Yakni Islam, Hindu, Budha, dan Katolik. Di desa tersebut bahkan terdapat dua tempat ibadah yakni masjid dan pura. Maka tidak mengherankan jika Linggo Asri dinobatkan sebagai desa sadar kerukunan beragama oleh pemerintah Jawa Tengah.

Dari sini kita belajar bahwa folklore religi seperti tradisi Gunungan Megono ini efektif sebagai sarana perekat relasi antar agama. Gunungan Megono dikatakan sebagai folklore reliji, karena tradisi itu merupakan warisan nenek moyang yang kental akan nuansa keaagamaan.

Masyarakat yang berbeda agama bersedia berkolaborasi dan bersinergi menggelar acara tersebut dari persiapan hingga pelaksanaan, lantaran meyakini bahwa hal itu merupakan bentuk penghormatan terhadap para leluhur alias nenek-moyang.

Tentu ada banyak folklore reliji yang serupa dengan tradisi Gunungan Megono. Secara akademik, kekayaan itu harus didokumentasikan melalui riset atau penelitian mendalam. Sedangkan secara sosiologis, kita wajib melestarikan folklore reliji di Indonesia sebagai salah satu kekayaan kultural yang tidak ternilai harganya.

Dari sisi ekonomi, kegiatan berbasis folklore reliji seperti ritual Gunungan Megono, Lomban, dan sejenisnya tentu berpotensi mendatangkan keuntungan finansial.

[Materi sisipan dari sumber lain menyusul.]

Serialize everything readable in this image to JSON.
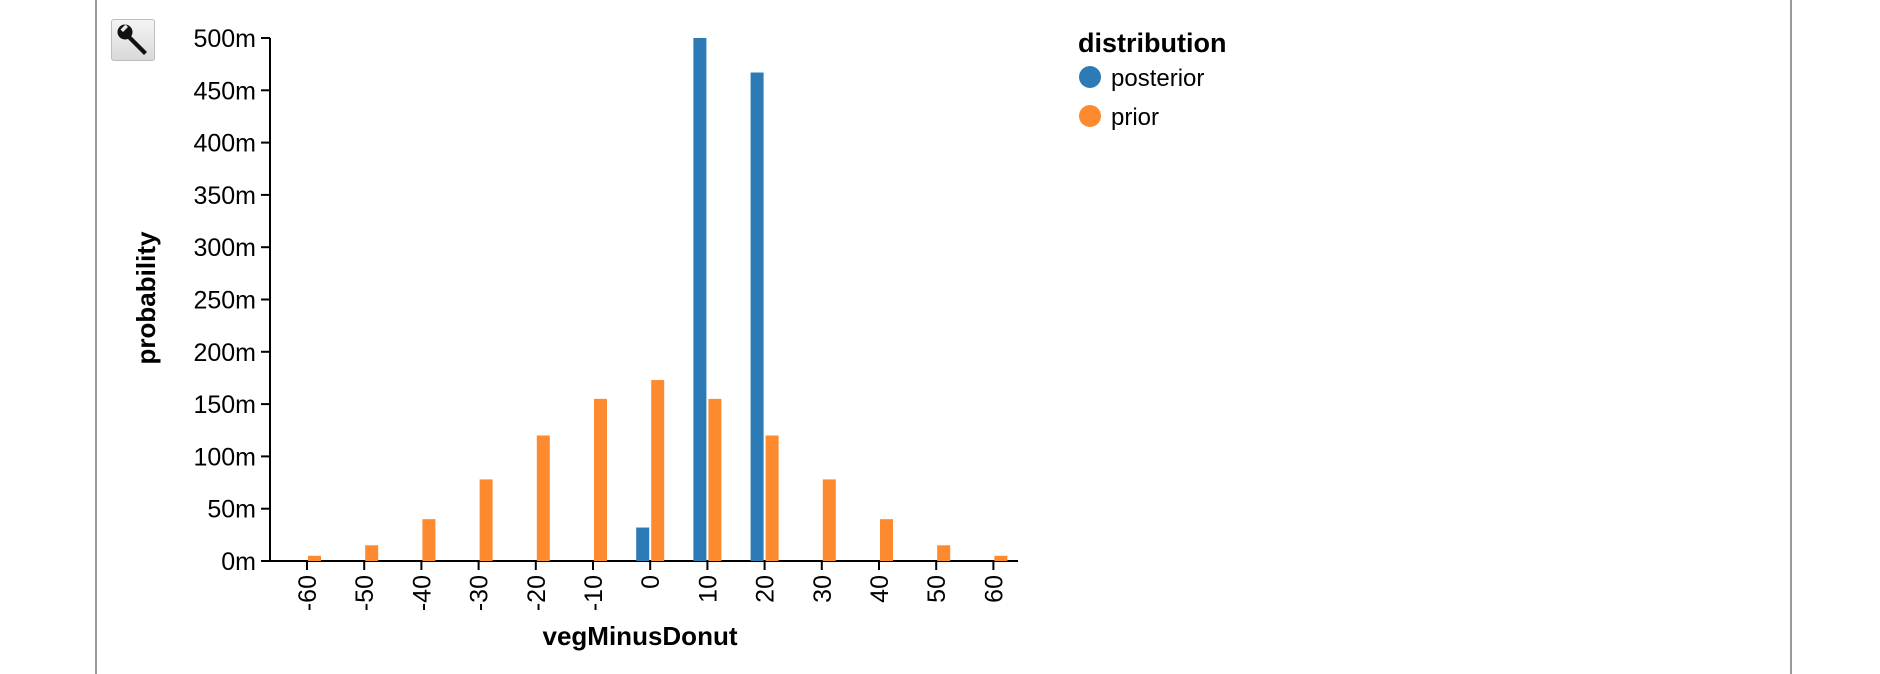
{
  "toolbar": {
    "tool_icon": "wrench-icon"
  },
  "chart_data": {
    "type": "bar",
    "xlabel": "vegMinusDonut",
    "ylabel": "probability",
    "categories": [
      "-60",
      "-50",
      "-40",
      "-30",
      "-20",
      "-10",
      "0",
      "10",
      "20",
      "30",
      "40",
      "50",
      "60"
    ],
    "yticks": [
      {
        "value": 0,
        "label": "0m"
      },
      {
        "value": 0.05,
        "label": "50m"
      },
      {
        "value": 0.1,
        "label": "100m"
      },
      {
        "value": 0.15,
        "label": "150m"
      },
      {
        "value": 0.2,
        "label": "200m"
      },
      {
        "value": 0.25,
        "label": "250m"
      },
      {
        "value": 0.3,
        "label": "300m"
      },
      {
        "value": 0.35,
        "label": "350m"
      },
      {
        "value": 0.4,
        "label": "400m"
      },
      {
        "value": 0.45,
        "label": "450m"
      },
      {
        "value": 0.5,
        "label": "500m"
      }
    ],
    "ylim": [
      0,
      0.5
    ],
    "legend": {
      "title": "distribution",
      "placement": "top-right"
    },
    "series": [
      {
        "name": "posterior",
        "color": "#2c7bb6",
        "values": [
          0,
          0,
          0,
          0,
          0,
          0,
          0.032,
          0.5,
          0.467,
          0,
          0,
          0,
          0
        ]
      },
      {
        "name": "prior",
        "color": "#fd8a2e",
        "values": [
          0.005,
          0.015,
          0.04,
          0.078,
          0.12,
          0.155,
          0.173,
          0.155,
          0.12,
          0.078,
          0.04,
          0.015,
          0.005
        ]
      }
    ]
  }
}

Di banyak daerah, kegiatan folklore reliji dikemas sebagai atraksi pariwisata yang menarik wisatawan datang.

Sedangkan sasi sisi sosial-keagamaan, ritual folklore reliji kiranya bisa menjadi sarana memperkuat ikatan persaudaraan antar-sesama agama, antaragama yang berbeda, sekaligus persaudaraan kebangsaan dalam konteks yang lebih luas.

Keberadaan folklore reliji sudah sepatutnya mendapatkan perhatian serius terutama di tengah derasnya arus puritanisme agama yang cenderung anti pada kebudayaan dan kearifan lokal. Oemerintah sawi pusat maupun daerah, ormas keagamaan, para tokoh agama, dan umat beragama harus bersinergi dalam memastikan folklore reliji itu tetap eksis dan lestari.